On the face of it, the Developing a Reliable and Innovative Vision for the Economy Act (Drive Act), a $350 billion bill that authorises funding for highway infrastructure investments for six years, is a positive step.

A “historical step forward” in US infrastructure is how Senators Jim Inhofe and Barbara Boxer, chairman and ranking member of the Senate’s Environment and Public Works (EPW) Committee respectively, described their bill’s passage in a joint statement.

But upon closer examination, their praise seems slightly excessive.

While the Drive Act has a six-year horizon, only the first three years are paid for. What’s more, it is unclear where the funds will come from.

To learn more, Infrastructure Investor reached out to a spokesperson for the EPW Committee but was referred to Inhofe and Senate Majority Leader Mitch McConnell. As readers know, McConnell wishes to utilise US oil reserves as a funding source, but both he and Inhofe failed to return a request for comment. Senator Boxer’s office in turn referred us back to the EPW Committee.

Given the lack of clarity on funding then, we can sympathise with the House of Representatives' decision to not vote on the Drive Act before breaking for the summer recess.

Bill Shuster, House chairman of the Transportation and Infrastructure Committee, called the Senate bill a “positive step” but wanted more time to “produce a fiscally responsible long-term proposal.”

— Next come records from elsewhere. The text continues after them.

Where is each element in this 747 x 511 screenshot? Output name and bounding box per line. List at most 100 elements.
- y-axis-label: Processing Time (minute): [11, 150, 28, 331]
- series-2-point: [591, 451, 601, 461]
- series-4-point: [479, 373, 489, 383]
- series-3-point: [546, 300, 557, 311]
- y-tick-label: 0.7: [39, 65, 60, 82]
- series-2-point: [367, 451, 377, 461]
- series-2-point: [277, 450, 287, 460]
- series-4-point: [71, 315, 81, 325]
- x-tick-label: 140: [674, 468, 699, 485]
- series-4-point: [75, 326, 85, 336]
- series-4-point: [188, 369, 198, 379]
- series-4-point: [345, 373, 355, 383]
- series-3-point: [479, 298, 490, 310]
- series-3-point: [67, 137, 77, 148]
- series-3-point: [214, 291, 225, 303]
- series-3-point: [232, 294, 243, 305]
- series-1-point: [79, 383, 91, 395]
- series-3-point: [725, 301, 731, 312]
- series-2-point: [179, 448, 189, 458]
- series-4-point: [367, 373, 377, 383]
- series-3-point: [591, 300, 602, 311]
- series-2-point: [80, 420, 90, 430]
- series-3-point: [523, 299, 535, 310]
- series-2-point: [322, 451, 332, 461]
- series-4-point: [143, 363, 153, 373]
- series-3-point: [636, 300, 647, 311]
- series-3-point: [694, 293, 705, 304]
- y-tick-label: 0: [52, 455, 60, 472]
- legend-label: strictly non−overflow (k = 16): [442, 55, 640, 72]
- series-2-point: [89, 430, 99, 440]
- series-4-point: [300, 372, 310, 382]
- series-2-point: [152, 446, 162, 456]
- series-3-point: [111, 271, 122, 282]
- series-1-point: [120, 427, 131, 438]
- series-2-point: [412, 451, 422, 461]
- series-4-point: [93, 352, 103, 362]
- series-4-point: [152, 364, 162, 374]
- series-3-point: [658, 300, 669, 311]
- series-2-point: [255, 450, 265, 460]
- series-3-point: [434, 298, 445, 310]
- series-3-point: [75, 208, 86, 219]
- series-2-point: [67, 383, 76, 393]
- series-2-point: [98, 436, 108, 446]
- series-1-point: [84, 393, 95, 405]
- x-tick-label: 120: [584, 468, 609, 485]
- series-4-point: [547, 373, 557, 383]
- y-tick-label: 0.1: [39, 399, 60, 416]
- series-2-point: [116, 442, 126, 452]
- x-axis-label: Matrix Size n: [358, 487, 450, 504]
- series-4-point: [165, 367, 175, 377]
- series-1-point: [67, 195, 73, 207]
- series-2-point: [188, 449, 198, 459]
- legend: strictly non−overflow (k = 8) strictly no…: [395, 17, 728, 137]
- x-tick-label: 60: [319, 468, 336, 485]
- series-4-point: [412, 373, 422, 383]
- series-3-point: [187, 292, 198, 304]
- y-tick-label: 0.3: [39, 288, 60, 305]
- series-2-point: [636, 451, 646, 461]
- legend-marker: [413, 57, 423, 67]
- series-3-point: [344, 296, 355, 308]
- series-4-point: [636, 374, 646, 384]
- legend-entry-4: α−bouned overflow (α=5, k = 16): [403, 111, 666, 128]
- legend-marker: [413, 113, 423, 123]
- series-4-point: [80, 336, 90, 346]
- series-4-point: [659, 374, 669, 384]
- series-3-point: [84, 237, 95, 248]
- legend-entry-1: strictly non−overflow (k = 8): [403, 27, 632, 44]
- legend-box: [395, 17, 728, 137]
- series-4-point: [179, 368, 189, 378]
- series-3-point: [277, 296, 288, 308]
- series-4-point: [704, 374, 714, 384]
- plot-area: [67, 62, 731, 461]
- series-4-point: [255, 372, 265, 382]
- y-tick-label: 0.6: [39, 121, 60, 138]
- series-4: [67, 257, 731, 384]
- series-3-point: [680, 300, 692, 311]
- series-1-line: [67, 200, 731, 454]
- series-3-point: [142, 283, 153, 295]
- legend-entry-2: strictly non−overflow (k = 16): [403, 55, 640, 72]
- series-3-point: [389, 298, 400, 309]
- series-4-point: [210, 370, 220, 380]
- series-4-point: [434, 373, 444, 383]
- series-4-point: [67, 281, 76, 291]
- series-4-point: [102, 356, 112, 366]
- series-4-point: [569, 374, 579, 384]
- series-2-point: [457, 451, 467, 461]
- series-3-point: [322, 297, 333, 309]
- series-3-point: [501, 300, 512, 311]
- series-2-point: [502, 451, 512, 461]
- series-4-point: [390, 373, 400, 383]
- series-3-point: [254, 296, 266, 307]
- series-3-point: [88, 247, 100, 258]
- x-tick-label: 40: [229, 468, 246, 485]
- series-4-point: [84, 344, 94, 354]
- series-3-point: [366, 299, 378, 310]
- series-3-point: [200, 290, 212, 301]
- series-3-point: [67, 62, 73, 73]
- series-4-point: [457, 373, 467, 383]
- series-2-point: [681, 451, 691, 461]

Again, a reasonable decision, but with one caveat. House lawmakers, both Republicans and Democrats, view international tax reform as a funding solution for the HTF –a coherent and fiscally responsible approach the Senate should support. The House could have produced its own bill, one with greater specifics around funding, at any time. Crumbling bridges, decaying roads and outdated transit systems is not a new feature of US infrastructure.

Indeed, insufficient funding has been a problem at least since last September when the latest reauthorisation, the Moving Ahead for Progress in the 21st Century (MAP-21) Act, expired.

Come September, Congress will have a number of serious issues to tackle (including the broader budget) which may prolong attention to the problem. Let’s also not rule out another short-term extension that would fund the HTF through the end of the calendar year – a decision that would be unfortunate. With several bridges having already collapsed – most recently in July when a bridge on California’s Interstate 10 (I-10) was washed out due to flash flooding – it should be more obvious to lawmakers that US infrastructure is in need of serious, long-term financing.

Unless the House and Senate get their act together, events such as these will continue to happen and with worse consequences. If that’s the case, then perhaps the Highway Trust Fund should be referred to as something more reflective of its near-insolvency.